One example would be the extended payable terms that we are introducing and we started with Japan and the United States. Just those two really resulted in $1.5 billion in improvement in our net working capital, and we are looking at other markets around the world. And our cash conversion cycle has reduced from approximately 64, 65 days down to 35 days. So improvement in net working capital.
We have, as I said, reduced our capital intensity. As we refranchised, our capital expenses have gone down, but also as we refranchised our – we have divested an significant amounts of revenue. So going forward, you may want to think about that we’ve thought the better way to think about the capital expenses would be as a percent of net revenue, and that’s only in the long-term.
In the near and intermediate term, we are going to continue to invest in digitalization and other things that help us to continue our productivity programs. So, in the near-term, the capital expenditure numbers are coming down as much as we are investing, but over the long-term 4.5% to 5% is probably good way to think about – as percent of net revenue is probably good way to think about capital expenditures.
And then, our free cash flow and a free cash flow margins. So, on the left-hand side, I think we showed this at CAGNY. This assumes, so that number in 2016 is 16%. Assume that, if we had finished the refranchising at the beginning of 2016, so effectively 12/31/2015. We would have increased our free cash flow margin by about 700 basis points. And that – so the refranchising will complete, USA completed and got a little bit left to go, refranchising does complete. And then we determined that it was probably a good idea to put a target range out there. Now reinvestments we will – will lead to do different things to support the business going forward. So, we put a target range of 95% to 100% for free cash flow conversion ratio.

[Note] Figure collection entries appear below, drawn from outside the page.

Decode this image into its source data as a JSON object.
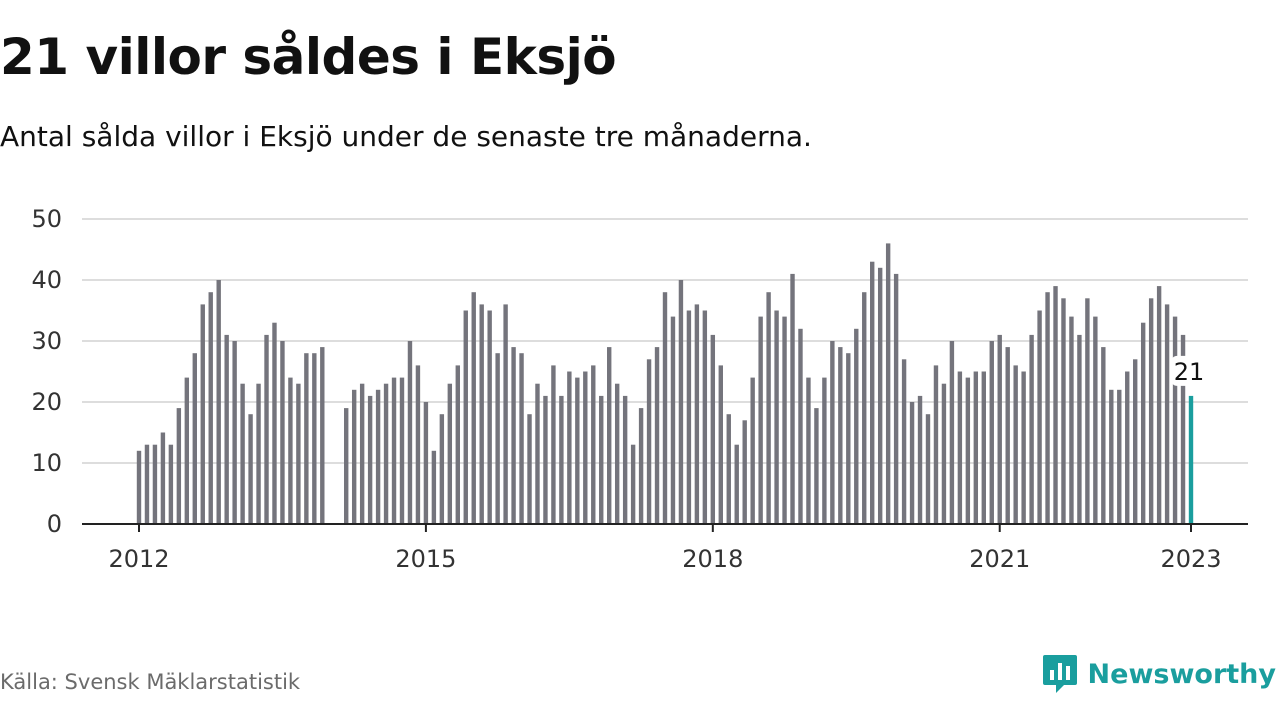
{
  "title": "21 villor såldes i Eksjö",
  "subtitle": "Antal sålda villor i Eksjö under de senaste tre månaderna.",
  "source": "Källa: Svensk Mäklarstatistik",
  "brand": {
    "name": "Newsworthy",
    "icon": "newsworthy-logo-icon"
  },
  "colors": {
    "bar": "#74747c",
    "highlight": "#1a9e9e",
    "grid": "#dddddd",
    "axis": "#222222",
    "text": "#111111",
    "muted": "#6b6b6b"
  },
  "chart_data": {
    "type": "bar",
    "title": "21 villor såldes i Eksjö",
    "subtitle": "Antal sålda villor i Eksjö under de senaste tre månaderna.",
    "xlabel": "",
    "ylabel": "",
    "ylim": [
      0,
      50
    ],
    "yticks": [
      0,
      10,
      20,
      30,
      40,
      50
    ],
    "grid": true,
    "x_start": "2012-01",
    "x_end": "2023-01",
    "xticks": [
      {
        "label": "2012",
        "date": "2012-01"
      },
      {
        "label": "2015",
        "date": "2015-01"
      },
      {
        "label": "2018",
        "date": "2018-01"
      },
      {
        "label": "2021",
        "date": "2021-01"
      },
      {
        "label": "2023",
        "date": "2023-01"
      }
    ],
    "series": [
      {
        "points": [
          [
            "2012-01",
            12
          ],
          [
            "2012-02",
            13
          ],
          [
            "2012-03",
            13
          ],
          [
            "2012-04",
            15
          ],
          [
            "2012-05",
            13
          ],
          [
            "2012-06",
            19
          ],
          [
            "2012-07",
            24
          ],
          [
            "2012-08",
            28
          ],
          [
            "2012-09",
            36
          ],
          [
            "2012-10",
            38
          ],
          [
            "2012-11",
            40
          ],
          [
            "2012-12",
            31
          ],
          [
            "2013-01",
            30
          ],
          [
            "2013-02",
            23
          ],
          [
            "2013-03",
            18
          ],
          [
            "2013-04",
            23
          ],
          [
            "2013-05",
            31
          ],
          [
            "2013-06",
            33
          ],
          [
            "2013-07",
            30
          ],
          [
            "2013-08",
            24
          ],
          [
            "2013-09",
            23
          ],
          [
            "2013-10",
            28
          ],
          [
            "2013-11",
            28
          ],
          [
            "2013-12",
            29
          ],
          [
            "2014-03",
            19
          ],
          [
            "2014-04",
            22
          ],
          [
            "2014-05",
            23
          ],
          [
            "2014-06",
            21
          ],
          [
            "2014-07",
            22
          ],
          [
            "2014-08",
            23
          ],
          [
            "2014-09",
            24
          ],
          [
            "2014-10",
            24
          ],
          [
            "2014-11",
            30
          ],
          [
            "2014-12",
            26
          ],
          [
            "2015-01",
            20
          ],
          [
            "2015-02",
            12
          ],
          [
            "2015-03",
            18
          ],
          [
            "2015-04",
            23
          ],
          [
            "2015-05",
            26
          ],
          [
            "2015-06",
            35
          ],
          [
            "2015-07",
            38
          ],
          [
            "2015-08",
            36
          ],
          [
            "2015-09",
            35
          ],
          [
            "2015-10",
            28
          ],
          [
            "2015-11",
            36
          ],
          [
            "2015-12",
            29
          ],
          [
            "2016-01",
            28
          ],
          [
            "2016-02",
            18
          ],
          [
            "2016-03",
            23
          ],
          [
            "2016-04",
            21
          ],
          [
            "2016-05",
            26
          ],
          [
            "2016-06",
            21
          ],
          [
            "2016-07",
            25
          ],
          [
            "2016-08",
            24
          ],
          [
            "2016-09",
            25
          ],
          [
            "2016-10",
            26
          ],
          [
            "2016-11",
            21
          ],
          [
            "2016-12",
            29
          ],
          [
            "2017-01",
            23
          ],
          [
            "2017-02",
            21
          ],
          [
            "2017-03",
            13
          ],
          [
            "2017-04",
            19
          ],
          [
            "2017-05",
            27
          ],
          [
            "2017-06",
            29
          ],
          [
            "2017-07",
            38
          ],
          [
            "2017-08",
            34
          ],
          [
            "2017-09",
            40
          ],
          [
            "2017-10",
            35
          ],
          [
            "2017-11",
            36
          ],
          [
            "2017-12",
            35
          ],
          [
            "2018-01",
            31
          ],
          [
            "2018-02",
            26
          ],
          [
            "2018-03",
            18
          ],
          [
            "2018-04",
            13
          ],
          [
            "2018-05",
            17
          ],
          [
            "2018-06",
            24
          ],
          [
            "2018-07",
            34
          ],
          [
            "2018-08",
            38
          ],
          [
            "2018-09",
            35
          ],
          [
            "2018-10",
            34
          ],
          [
            "2018-11",
            41
          ],
          [
            "2018-12",
            32
          ],
          [
            "2019-01",
            24
          ],
          [
            "2019-02",
            19
          ],
          [
            "2019-03",
            24
          ],
          [
            "2019-04",
            30
          ],
          [
            "2019-05",
            29
          ],
          [
            "2019-06",
            28
          ],
          [
            "2019-07",
            32
          ],
          [
            "2019-08",
            38
          ],
          [
            "2019-09",
            43
          ],
          [
            "2019-10",
            42
          ],
          [
            "2019-11",
            46
          ],
          [
            "2019-12",
            41
          ],
          [
            "2020-01",
            27
          ],
          [
            "2020-02",
            20
          ],
          [
            "2020-03",
            21
          ],
          [
            "2020-04",
            18
          ],
          [
            "2020-05",
            26
          ],
          [
            "2020-06",
            23
          ],
          [
            "2020-07",
            30
          ],
          [
            "2020-08",
            25
          ],
          [
            "2020-09",
            24
          ],
          [
            "2020-10",
            25
          ],
          [
            "2020-11",
            25
          ],
          [
            "2020-12",
            30
          ],
          [
            "2021-01",
            31
          ],
          [
            "2021-02",
            29
          ],
          [
            "2021-03",
            26
          ],
          [
            "2021-04",
            25
          ],
          [
            "2021-05",
            31
          ],
          [
            "2021-06",
            35
          ],
          [
            "2021-07",
            38
          ],
          [
            "2021-08",
            39
          ],
          [
            "2021-09",
            37
          ],
          [
            "2021-10",
            34
          ],
          [
            "2021-11",
            31
          ],
          [
            "2021-12",
            37
          ],
          [
            "2022-01",
            34
          ],
          [
            "2022-02",
            29
          ],
          [
            "2022-03",
            22
          ],
          [
            "2022-04",
            22
          ],
          [
            "2022-05",
            25
          ],
          [
            "2022-06",
            27
          ],
          [
            "2022-07",
            33
          ],
          [
            "2022-08",
            37
          ],
          [
            "2022-09",
            39
          ],
          [
            "2022-10",
            36
          ],
          [
            "2022-11",
            34
          ],
          [
            "2022-12",
            31
          ],
          [
            "2023-01",
            21
          ]
        ],
        "highlight_last": true
      }
    ],
    "annotations": [
      {
        "date": "2023-01",
        "value": 21,
        "label": "21"
      }
    ]
  }
}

So then – so if you just start at the beginning. We are clearly are a global leader. We have a strong foundation. Hopefully you’ve seen through all the presentations this afternoon that there is a clear destination. And hopefully, you’ve heard how our culture is changing and our teams are aligned for growth. And that means to me over the long-term, that we will absolutely and we were committed to delivering on our long-term targets including our new adjusted free cash flow conversion ratio target.